Re: (in lieu of a) Vendor field on .debs (was practical problems with GR)
On Mon, Jun 12, 2000 at 03:13:03PM +0100, Anton Ivanov wrote:
> > On Mon, Jun 12, 2000 at 10:48:33AM +0100, Anton Ivanov wrote:
> You cannot file bugs affecting foreign packages either now (and this is good).
> As the packages you noted are neither in debian nor have been tested for
> compatibility so it is OK.
I agree.
> I am speaking about something else:
>
> What about the logical situation when the vendor offers debs, has a debbugs
> compatible BTS and the package is distributed with debian.
Hmm, there are two possible situations: The vendor honors the Debian BTS
or it he/she/it doesn't. (In the latter case it would be questionable
if such a package should be distributed with Debian, tough.)
> > > I would rather suggest keeping a list of vendors that have complied with the
> > > a few principles on how to maintain the stuff. If it comes from them bug goes
> > > to their BTS cc'ed into Debian BTS.
> > > If it comes from vendors off the list than dpkg should ask a question with
> > > appropriate priority with something like "Dependencies on this package have
> > > not been verified and the package is not being tracked by the Debian BTS".
> > > Some other verbal voodo may follow.
> >
> > Thereby dividing debs into "good" and "bad" or "first-class" and
> > "second-class". That's surely not the way to go.
>
> Sure it is ;-) They are good and bad. first class and second-class. Compliant
> with the package policy and non-compliant. With b0rken dependencies and with
> dependencies that are proper.
But if a vendor is not on that list that doesn't necessarily mean that
his debs are necessarily broken (dependency- and policy-wise). I am
building debs myself (without being a developer) for internal use only.
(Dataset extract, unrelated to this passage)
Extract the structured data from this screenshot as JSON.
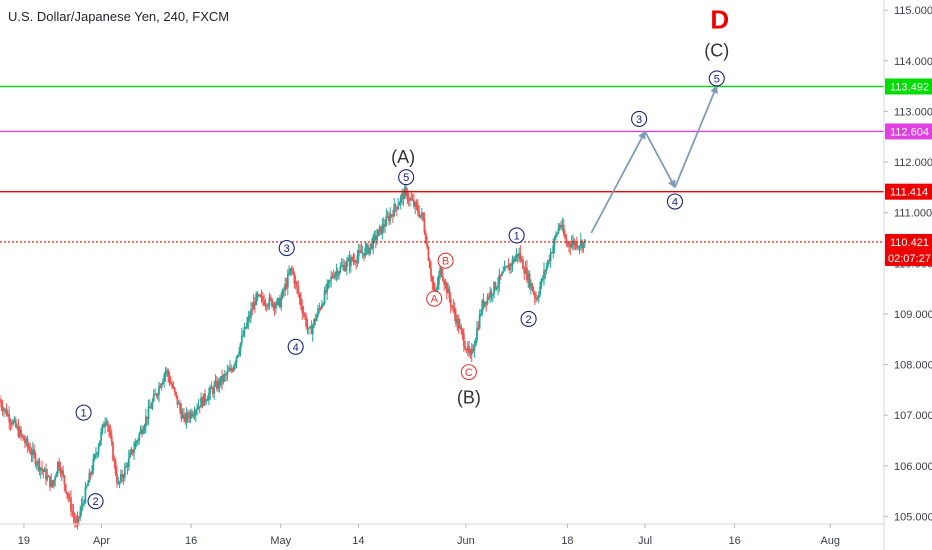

Nevertheless I take care that they are policy-compliant. I would hate
to see a warning-message whenever I try to install my perfectly ok debs.
Furthermore it may be a problem for vendors to rely on a third party
(ie the Debian maintainers responsible for updating the "good-list")
to create debs that are fine.
Also I personally have a problem to have a general-purpose tool like
dpkg make "ethical" decisions, ie: "Is this package good because the
Debian developers say the vendor makes 'good' packages?"
> Then, why not allow people who wish to deal with non-free software to certify
> that that software works with debian? And make the certification official?
It is a nice idea to allow Debian to certify non-free packages for Debian
compliance if the GR is accepted. I really like this. But I do not think
that dpkg is the right place to distinguish between certified ("good")
and non-certified ("bad") packages. I would rather like to see such
a functionality in package retrieval systems like apt. Another problem is
that it should be configurable on whom to trust on certifications.
Instead of having a list of certified vendors, for example apt's
sources.list could contain a flag for each trusted vendor. Debian
(or another vendor packaging apt) could then provide a sources.list
file, containing many different vendors with 'certified' flags set
at the right positions.
> And keep the bugs tracked properly?
With an appropriate header in packages bugs could get tracked probably
by submitting bug reports to the vendor.